A significant security hole has been revealed in the Microchip Advanced Software Framework (ASF) that, if properly exploited, might lead to remote code execution.
The vulnerability, identified as CVE-2024-7490, receives a CVSS score of 9.5 out of a maximum of 10.0. It has been reported as a stack-based overflow vulnerability in ASF's implementation of the tinydhcp server coming from a lack of proper input validation.
"There exists a vulnerability in all publicly available examples of the ASF codebase that allows for a specially crafted DHCP request to cause a stack-based overflow that could lead to remote code execution," CERT Coordination Center (CERT/CC) noted in an alert.
Given that the software is no longer maintained and is based in IoT-centric programming, CERT/CC has warned that the vulnerability is "likely to surface in many places in the wild."
The bug covers ASF 3.52.0.2574 and all preceding versions of the program, with the agency adding warning that numerous branches of the tinydhcp software are likely vulnerable to the flaw as well.
There are currently no patches or mitigations to solve CVE-2024-7490, except replacing the tinydhcp service with another one that does not have the same vulnerability.
The development comes after SonicWall Capture Labs highlighted a serious zero-click vulnerability affecting MediaTek Wi-Fi chipsets (CVE-2024-20017, CVSS 9.8) that might open the door to remote code execution without needing any user involvement owing to an out-of-bounds write problem.

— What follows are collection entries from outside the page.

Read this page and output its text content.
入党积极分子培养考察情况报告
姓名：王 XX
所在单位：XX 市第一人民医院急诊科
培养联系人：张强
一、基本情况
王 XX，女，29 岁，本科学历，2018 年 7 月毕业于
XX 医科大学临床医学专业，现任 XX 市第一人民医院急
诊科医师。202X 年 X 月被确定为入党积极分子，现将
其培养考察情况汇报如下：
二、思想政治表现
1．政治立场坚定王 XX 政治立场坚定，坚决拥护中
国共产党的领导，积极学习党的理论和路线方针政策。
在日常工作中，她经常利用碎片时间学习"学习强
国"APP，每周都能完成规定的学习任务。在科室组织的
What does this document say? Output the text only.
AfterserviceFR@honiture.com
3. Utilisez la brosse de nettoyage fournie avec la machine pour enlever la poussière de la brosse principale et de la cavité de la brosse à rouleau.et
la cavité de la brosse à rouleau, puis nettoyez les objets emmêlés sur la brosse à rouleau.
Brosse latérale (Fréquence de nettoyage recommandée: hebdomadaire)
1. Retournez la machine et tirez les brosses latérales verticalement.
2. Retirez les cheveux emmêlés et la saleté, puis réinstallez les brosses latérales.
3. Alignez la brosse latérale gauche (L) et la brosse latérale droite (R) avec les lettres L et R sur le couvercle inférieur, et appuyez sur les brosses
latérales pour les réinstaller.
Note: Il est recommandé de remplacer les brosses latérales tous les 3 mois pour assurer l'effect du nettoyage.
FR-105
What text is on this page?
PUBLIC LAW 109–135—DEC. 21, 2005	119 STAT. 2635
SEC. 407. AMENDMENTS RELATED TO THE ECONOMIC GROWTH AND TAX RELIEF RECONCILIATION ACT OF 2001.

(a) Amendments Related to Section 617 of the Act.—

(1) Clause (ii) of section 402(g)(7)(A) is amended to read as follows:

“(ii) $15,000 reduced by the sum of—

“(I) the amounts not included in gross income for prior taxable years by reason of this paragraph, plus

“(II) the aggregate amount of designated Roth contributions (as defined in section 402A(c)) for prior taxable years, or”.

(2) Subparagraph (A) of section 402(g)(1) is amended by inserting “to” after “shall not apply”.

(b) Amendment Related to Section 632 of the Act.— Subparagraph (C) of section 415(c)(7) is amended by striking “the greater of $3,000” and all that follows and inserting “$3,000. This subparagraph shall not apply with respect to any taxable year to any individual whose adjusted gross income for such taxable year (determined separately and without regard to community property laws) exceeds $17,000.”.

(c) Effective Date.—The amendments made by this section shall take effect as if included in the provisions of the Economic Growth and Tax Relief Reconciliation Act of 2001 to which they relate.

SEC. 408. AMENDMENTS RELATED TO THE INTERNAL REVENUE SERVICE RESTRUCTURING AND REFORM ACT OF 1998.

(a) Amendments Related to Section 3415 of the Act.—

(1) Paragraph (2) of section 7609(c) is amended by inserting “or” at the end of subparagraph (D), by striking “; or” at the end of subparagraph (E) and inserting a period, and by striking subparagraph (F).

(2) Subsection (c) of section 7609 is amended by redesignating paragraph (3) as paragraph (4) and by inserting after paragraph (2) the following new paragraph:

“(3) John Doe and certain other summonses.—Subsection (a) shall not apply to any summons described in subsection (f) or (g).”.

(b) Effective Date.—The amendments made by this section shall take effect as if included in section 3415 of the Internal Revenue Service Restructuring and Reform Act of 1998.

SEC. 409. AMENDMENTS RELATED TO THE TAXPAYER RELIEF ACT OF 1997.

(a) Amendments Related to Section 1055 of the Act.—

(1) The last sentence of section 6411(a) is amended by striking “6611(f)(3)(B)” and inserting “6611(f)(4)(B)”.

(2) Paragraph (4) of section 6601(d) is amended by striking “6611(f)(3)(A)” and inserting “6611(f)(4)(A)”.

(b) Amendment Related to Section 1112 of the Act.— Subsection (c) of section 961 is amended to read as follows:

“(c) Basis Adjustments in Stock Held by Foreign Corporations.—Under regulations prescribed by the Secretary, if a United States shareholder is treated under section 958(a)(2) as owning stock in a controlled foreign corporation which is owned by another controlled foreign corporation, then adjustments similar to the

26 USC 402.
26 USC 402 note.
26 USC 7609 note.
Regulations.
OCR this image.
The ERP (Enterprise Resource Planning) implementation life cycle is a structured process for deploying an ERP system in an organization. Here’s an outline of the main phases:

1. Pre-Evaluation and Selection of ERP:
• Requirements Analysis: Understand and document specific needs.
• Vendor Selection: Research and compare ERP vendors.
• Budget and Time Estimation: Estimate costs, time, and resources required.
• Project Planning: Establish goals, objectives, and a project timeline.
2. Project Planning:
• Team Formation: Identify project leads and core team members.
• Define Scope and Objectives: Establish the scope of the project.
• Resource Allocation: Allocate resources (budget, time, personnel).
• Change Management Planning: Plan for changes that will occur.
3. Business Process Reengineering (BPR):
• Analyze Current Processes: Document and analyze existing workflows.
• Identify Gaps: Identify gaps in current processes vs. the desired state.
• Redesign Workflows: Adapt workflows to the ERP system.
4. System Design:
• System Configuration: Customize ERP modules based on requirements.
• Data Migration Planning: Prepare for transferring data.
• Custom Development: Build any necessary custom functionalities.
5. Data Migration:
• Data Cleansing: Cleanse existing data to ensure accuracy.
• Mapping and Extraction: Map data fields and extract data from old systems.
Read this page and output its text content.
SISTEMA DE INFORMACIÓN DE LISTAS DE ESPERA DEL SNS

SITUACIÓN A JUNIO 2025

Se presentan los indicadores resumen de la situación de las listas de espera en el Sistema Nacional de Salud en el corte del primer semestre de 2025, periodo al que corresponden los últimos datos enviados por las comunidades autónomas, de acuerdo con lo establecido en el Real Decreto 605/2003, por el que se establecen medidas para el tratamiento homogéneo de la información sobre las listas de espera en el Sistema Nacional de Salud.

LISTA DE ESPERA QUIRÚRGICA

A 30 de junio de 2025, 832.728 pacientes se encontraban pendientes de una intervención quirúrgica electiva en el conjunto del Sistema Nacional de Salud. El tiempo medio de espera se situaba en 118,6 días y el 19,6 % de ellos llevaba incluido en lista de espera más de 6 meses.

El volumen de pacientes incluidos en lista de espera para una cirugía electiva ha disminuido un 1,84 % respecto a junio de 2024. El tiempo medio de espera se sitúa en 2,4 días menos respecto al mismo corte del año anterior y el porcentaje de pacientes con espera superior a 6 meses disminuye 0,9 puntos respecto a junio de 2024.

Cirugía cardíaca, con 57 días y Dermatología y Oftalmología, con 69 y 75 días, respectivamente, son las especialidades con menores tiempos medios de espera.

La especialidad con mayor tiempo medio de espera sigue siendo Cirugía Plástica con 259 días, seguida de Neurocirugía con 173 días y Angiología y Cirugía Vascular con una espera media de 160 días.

"The affected versions include MediaTek SDK versions 7.4.0.1 and earlier, as well as OpenWrt 19.07 and 21.02," the firm added. "This translates to a large variety of vulnerable devices, including routers and smartphones."
"The vulnerability is a buffer overflow as a consequence of a length value grabbed straight from attacker-controlled packet data without bounds checking and inserted into a memory copy. This buffer overflow generates an out-of-bounds write."
A fix for the vulnerability was issued by MediaTek in March 2024, however the chance of exploitation has grown with the public availability of a proof-of-concept (PoC) attack as of August 30, 2024.